Evolution and psychology also play important roles when it comes to understanding your food cravings. In terms of evolution, when humans were walking around the earth millions of years ago in search of food, nutrient density mattered. Foods high in sugar (or carbohydrates) and fat can pack a lot of calories into a small package, and therefore, they provided humans with vital energy that was needed to survive. These foods could be stored in the body for later on when supplies were low. Your body inherently holds this knowledge today, creating cravings for these foods.

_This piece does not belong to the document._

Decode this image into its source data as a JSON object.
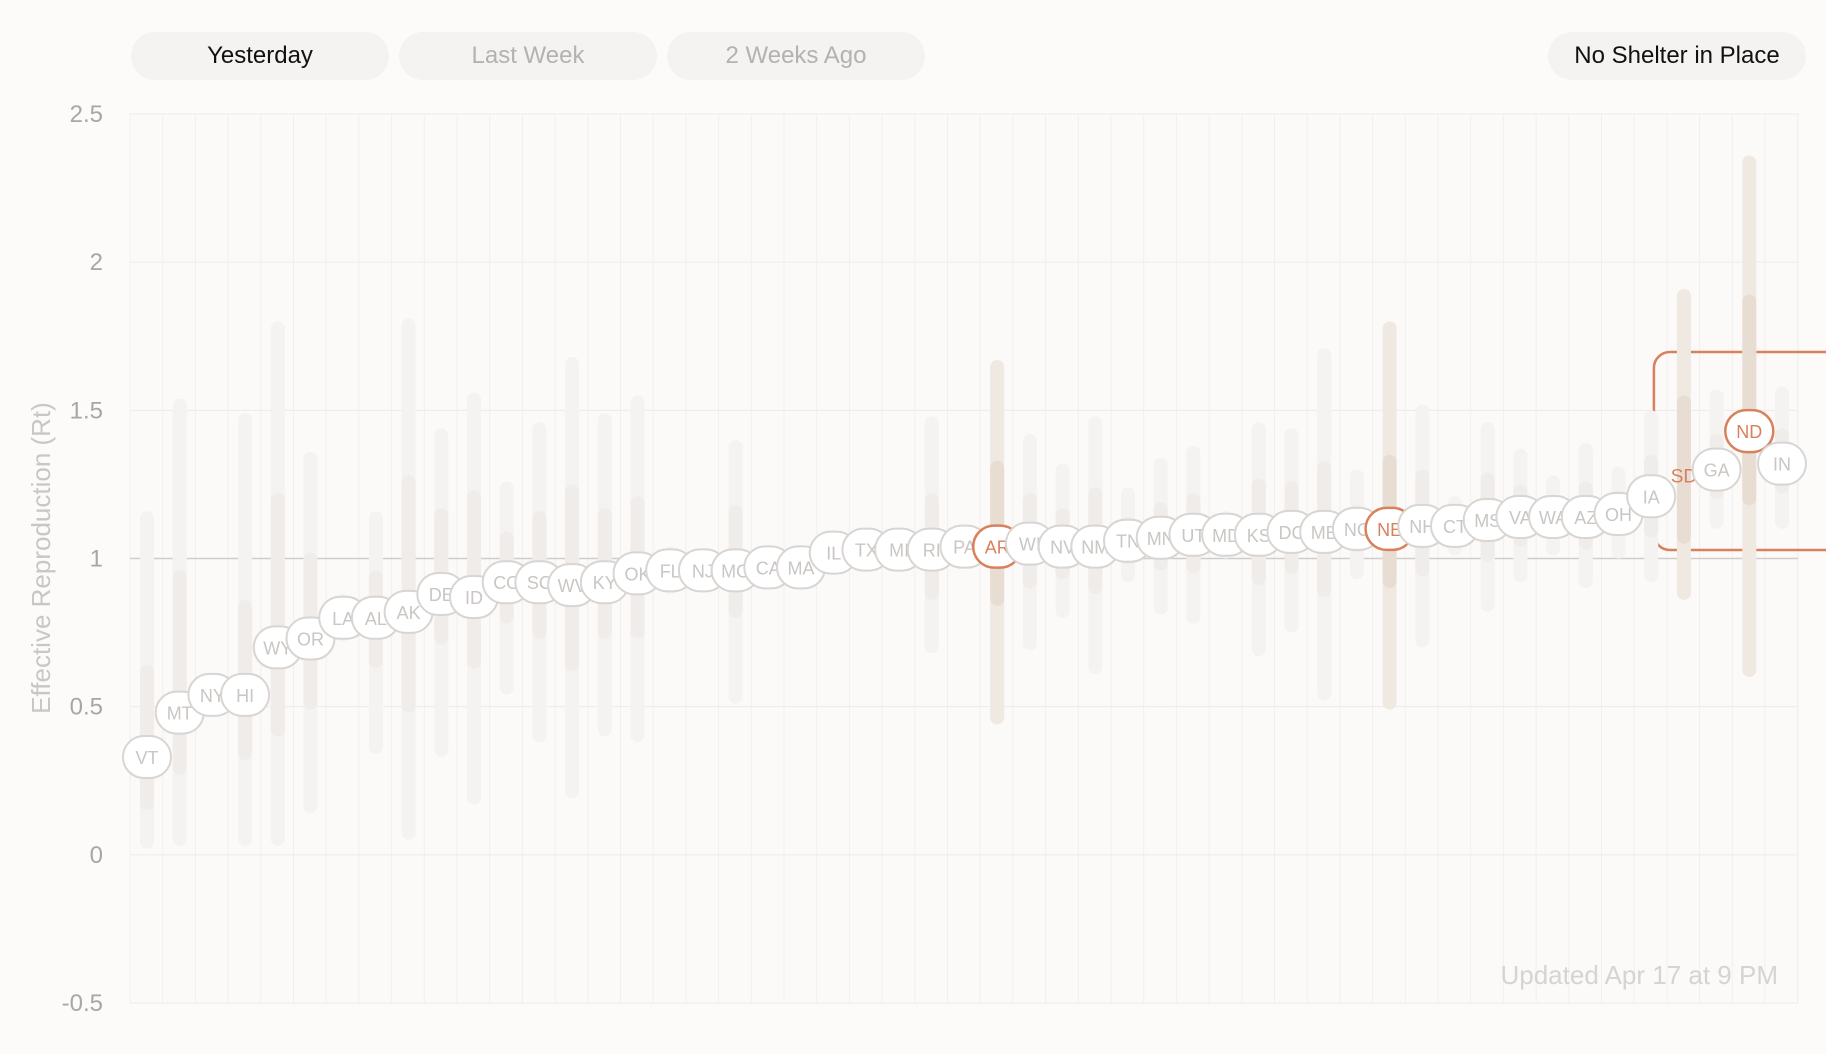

Your environment, and how you perceive it, can also affect the cravings you experience. One study published in Appetite revealed that food imagery increased the intensity of cravings in a group of undergraduate students. Considering the amount of advertising people are subjected to daily, it makes sense that you may want pizza after seeing commercials for your local pizzeria multiple times a day.
Habits also play a large role in cravings. Dessert after dinner, coffee with breakfast, chips with your sandwich—these society- and industry-created norms affect what you crave without you even knowing. Luckily, with the right tips, you can get a handle on and take control of these cravings.
Tips on Managing Food Cravings
So what are some ways to deal with your food cravings in a healthy way? Studies have shown that exercise activates the same pleasure centers in the brain that sugar, salt, and fat do, which can work to combat your cravings. Try to fit some physical activity into your day-to-day routine, and when a craving sneaks up on you, you can even go for a walk to lessen the urge.
It's also important to make sure you're well-nourished throughout the day, and equipped with healthy snacks for when cravings arise. And, oftentimes, when you're having a craving or feeling hungry in the middle of the day, you're actually thirsty. Thirst is frequently misinterpreted by the brain as hunger, so drink some water and if you're still hungry 15 minutes later, have a healthy snack, such as cottage cheese, kale chips, lightly salted nuts, vegetables with hummus, chickpeas, or chips and salsa.
If foods that are high in fat are your kryptonite, try to consume foods that are high in healthy fats, such as avocado, fatty fish, nuts, seeds, nut butters, or a whole-milk smoothie with chia seeds and flaxseed. For sweet cravings at night, the healthy options are truly endless. Make a banana-based "ice cream" in your blender, or have a smoothie, fruit with nut butter or yogurt, frozen yogurt, dried fruit, dark chocolate squares, or granola.
Now that you know why you might crave certain foods, you can take a step back and fully assess your snacking habits. By understanding the scientific, evolutionary, and psychological reasons behind why you experience cravings, you can use mindfulness and moderation to help resist or satisfy your food cravings in a healthy way.